2008-04-08 Thread Petri Helin
Patrick Boettcher wrote:
 Hi,
 
 On Tue, 8 Apr 2008, Ian Bates wrote:
 One more remark, if as I believe from the comments in the code above,
 that the '16:9 crop to 4:3' behaviour is not implemented in
 xineliboutput, am I the only one suffering from the lack of this
 feature?  Am I the only one still using a 4:3 TV?  I don't think so,
 what do other people do when viewing 16:9 material on a 4:3 device,
 other than put up with the black bars?
 
 This is exactly what I'm doing - I'm accepting the black bars at the 
 bottom and the top, dreaming about the screen I'm going to buy at some 
 point in the future, along with being happy for other xineliboutput-users 
 having already a 16:9 screen.
 

I would say the correct term is not accepting but acknowledging... Makes
no sense to me why someone would like to cut 25% from the picture.

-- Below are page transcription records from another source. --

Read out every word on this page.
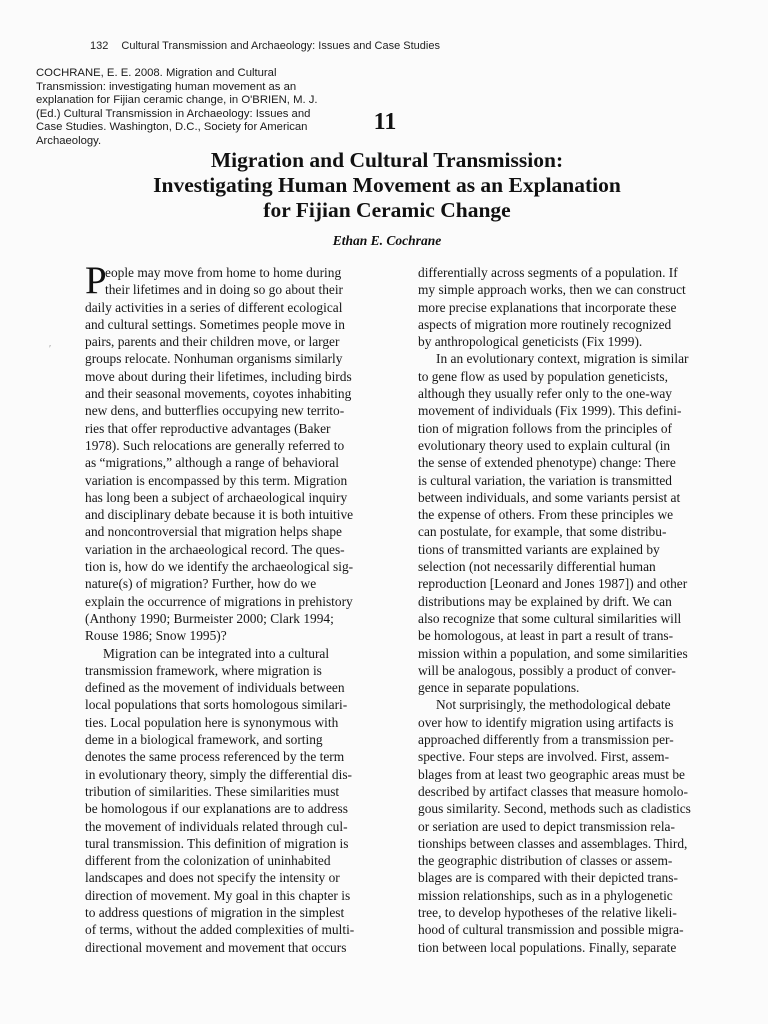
132 Cultural Transmission and Archaeology: Issues and Case Studies
COCHRANE, E. E. 2008. Migration and Cultural
Transmission: investigating human movement as an
explanation for Fijian ceramic change, in O'BRIEN, M. J.
(Ed.) Cultural Transmission in Archaeology: Issues and
Case Studies. Washington, D.C., Society for American
Archaeology.
11
Migration and Cultural Transmission:
Investigating Human Movement as an Explanation
for Fijian Ceramic Change
Ethan E. Cochrane
′
P
eople may move from home to home during
their lifetimes and in doing so go about their
daily activities in a series of different ecological
and cultural settings. Sometimes people move in
pairs, parents and their children move, or larger
groups relocate. Nonhuman organisms similarly
move about during their lifetimes, including birds
and their seasonal movements, coyotes inhabiting
new dens, and butterflies occupying new territo-
ries that offer reproductive advantages (Baker
1978). Such relocations are generally referred to
as “migrations,” although a range of behavioral
variation is encompassed by this term. Migration
has long been a subject of archaeological inquiry
and disciplinary debate because it is both intuitive
and noncontroversial that migration helps shape
variation in the archaeological record. The ques-
tion is, how do we identify the archaeological sig-
nature(s) of migration? Further, how do we
explain the occurrence of migrations in prehistory
(Anthony 1990; Burmeister 2000; Clark 1994;
Rouse 1986; Snow 1995)?
Migration can be integrated into a cultural
transmission framework, where migration is
defined as the movement of individuals between
local populations that sorts homologous similari-
ties. Local population here is synonymous with
deme in a biological framework, and sorting
denotes the same process referenced by the term
in evolutionary theory, simply the differential dis-
tribution of similarities. These similarities must
be homologous if our explanations are to address
the movement of individuals related through cul-
tural transmission. This definition of migration is
different from the colonization of uninhabited
landscapes and does not specify the intensity or
direction of movement. My goal in this chapter is
to address questions of migration in the simplest
of terms, without the added complexities of multi-
directional movement and movement that occurs
differentially across segments of a population. If
my simple approach works, then we can construct
more precise explanations that incorporate these
aspects of migration more routinely recognized
by anthropological geneticists (Fix 1999).
In an evolutionary context, migration is similar
to gene flow as used by population geneticists,
although they usually refer only to the one-way
movement of individuals (Fix 1999). This defini-
tion of migration follows from the principles of
evolutionary theory used to explain cultural (in
the sense of extended phenotype) change: There
is cultural variation, the variation is transmitted
between individuals, and some variants persist at
the expense of others. From these principles we
can postulate, for example, that some distribu-
tions of transmitted variants are explained by
selection (not necessarily differential human
reproduction [Leonard and Jones 1987]) and other
distributions may be explained by drift. We can
also recognize that some cultural similarities will
be homologous, at least in part a result of trans-
mission within a population, and some similarities
will be analogous, possibly a product of conver-
gence in separate populations.
Not surprisingly, the methodological debate
over how to identify migration using artifacts is
approached differently from a transmission per-
spective. Four steps are involved. First, assem-
blages from at least two geographic areas must be
described by artifact classes that measure homolo-
gous similarity. Second, methods such as cladistics
or seriation are used to depict transmission rela-
tionships between classes and assemblages. Third,
the geographic distribution of classes or assem-
blages are is compared with their depicted trans-
mission relationships, such as in a phylogenetic
tree, to develop hypotheses of the relative likeli-
hood of cultural transmission and possible migra-
tion between local populations. Finally, separate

And 
what about programmes in 2.39:1 aspect ratio? Should those be cut too so 
that they fit to 4:3 ratio and lose 44% of the image in the process?

Anyway, mplayer can do that, try something like mplayer -vf 
crop=507:544,scale=720:544 http://your_server:37890. Although that 
will cut also programmes sent in 4:3 aspect ratio.